Крамнэгел нахмурился.
– Конечно. И никто не посмеет этого отрицать. У меня есть свой исповедник, преподобный Делрикс из лютеранской епископальной церкви в Солнечной долине, и когда я вернусь домой, я собираюсь задать через него пару вопросов большому боссу там, наверху.
– Какому боссу?
– Ну, тому, который в облаках. Который движет землей и солнцем и читает наши мысли, как раскрытую книгу.
– А, понимаю.
– И если он может прочесть мои мысли прямо сейчас, то он должен знать, что я очень даже взбешен.
– Взбешен?
– Да, взбешен, – спокойно отвечал Крамнэгел, как бы найдя наконец после долгих поисков нужное слово. – Может, вам по душе весь этот треп насчет друзей по несчастью и что мы здесь все равны, а мне – нет и никогда не будет. Мой бог мне никогда не указывал, что я такой же, как все, и со всеми равен, кроме как в том смысле, в каком записано в конституции, что мы все перед богом равны.
– Но я имел в виду только это...
– Э нет, не только в этом дело. Вы хотели, чтоб я забыл, кем был, пока не попал сюда. Вы хотели, чтоб я сдался и начал думать, будто я такой же, как все здесь, – душой и телом, потому что на мне такая же вонючая тюремная роба. Нет, я на это никак не согласен, и мой бог никогда не указывал, что готовит мне такой удел, потому что зачем ему, в противном случае, было делать меня начальником полиции, поручать мне такую ответственность и заставлять почти с миллион людей приветствовать меня на улицах? Только и слышно было, куда ни пойди в любое время дня и ночи: «Привет, начальник!», «Как дела, начальник?», «Не берите в голову, начальник!» Меня уважали! Я даже позволю себе сказать, что меня любили! Правда, правда, без балды, я вам мозги не вкручиваю. Меня действительно все любили и часто говорили мне об этом. А почему? Потому, что знали: я, с божьей помощью, стараюсь работать как можно лучше, стараюсь изо всех сил. Вот почему.

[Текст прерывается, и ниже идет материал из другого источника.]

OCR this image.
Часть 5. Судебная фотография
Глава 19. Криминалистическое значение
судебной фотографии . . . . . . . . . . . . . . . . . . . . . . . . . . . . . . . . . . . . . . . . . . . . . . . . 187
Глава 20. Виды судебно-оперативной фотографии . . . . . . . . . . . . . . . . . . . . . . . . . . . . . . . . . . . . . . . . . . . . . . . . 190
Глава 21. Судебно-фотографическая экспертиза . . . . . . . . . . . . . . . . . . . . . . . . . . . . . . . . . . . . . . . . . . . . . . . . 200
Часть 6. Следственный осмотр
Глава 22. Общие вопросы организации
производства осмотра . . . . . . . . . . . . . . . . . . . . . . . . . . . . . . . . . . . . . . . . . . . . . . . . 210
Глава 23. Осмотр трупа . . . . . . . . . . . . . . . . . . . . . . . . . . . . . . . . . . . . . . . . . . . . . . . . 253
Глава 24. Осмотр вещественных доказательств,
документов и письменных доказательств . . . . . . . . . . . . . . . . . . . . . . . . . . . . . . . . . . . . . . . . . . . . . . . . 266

– Что значит для вас бог? – спросил священник. – Каким вы его видите?
Крамнэгел вскинул голову, размышляя над столь серьезным вопросом.
– Что ж, скажу, – ответил он наконец, медленно и размеренно выговаривая слова. – Он мне все равно, что старший брат... которого у меня никогда не было. Пожалуй, так. Я вроде как тень его, но в то же время он хочет, чтобы я сам стоял на ногах и служил ему наиболее подходящим для меня образом.
– Так что же вас бесит?
– Он не имел никакого права позволить засадить меня сюда.
– После всего, что вы для него сделали, верно?
– Еще как верно.
– Но когда вы молитесь... Вы ведь молитесь?
– Два раза в день, утром и вечером.
Священник несколько оторопел от легкости, с которой последовал ответ. Ему померещилось даже, что он отвлекся и спросил Крамнэгела, как часто тот чистит зубы.
– Итак, когда вы молитесь, вы раскрываете богу сердце, смиренно просите о чем-то... Или предъявляете список требований?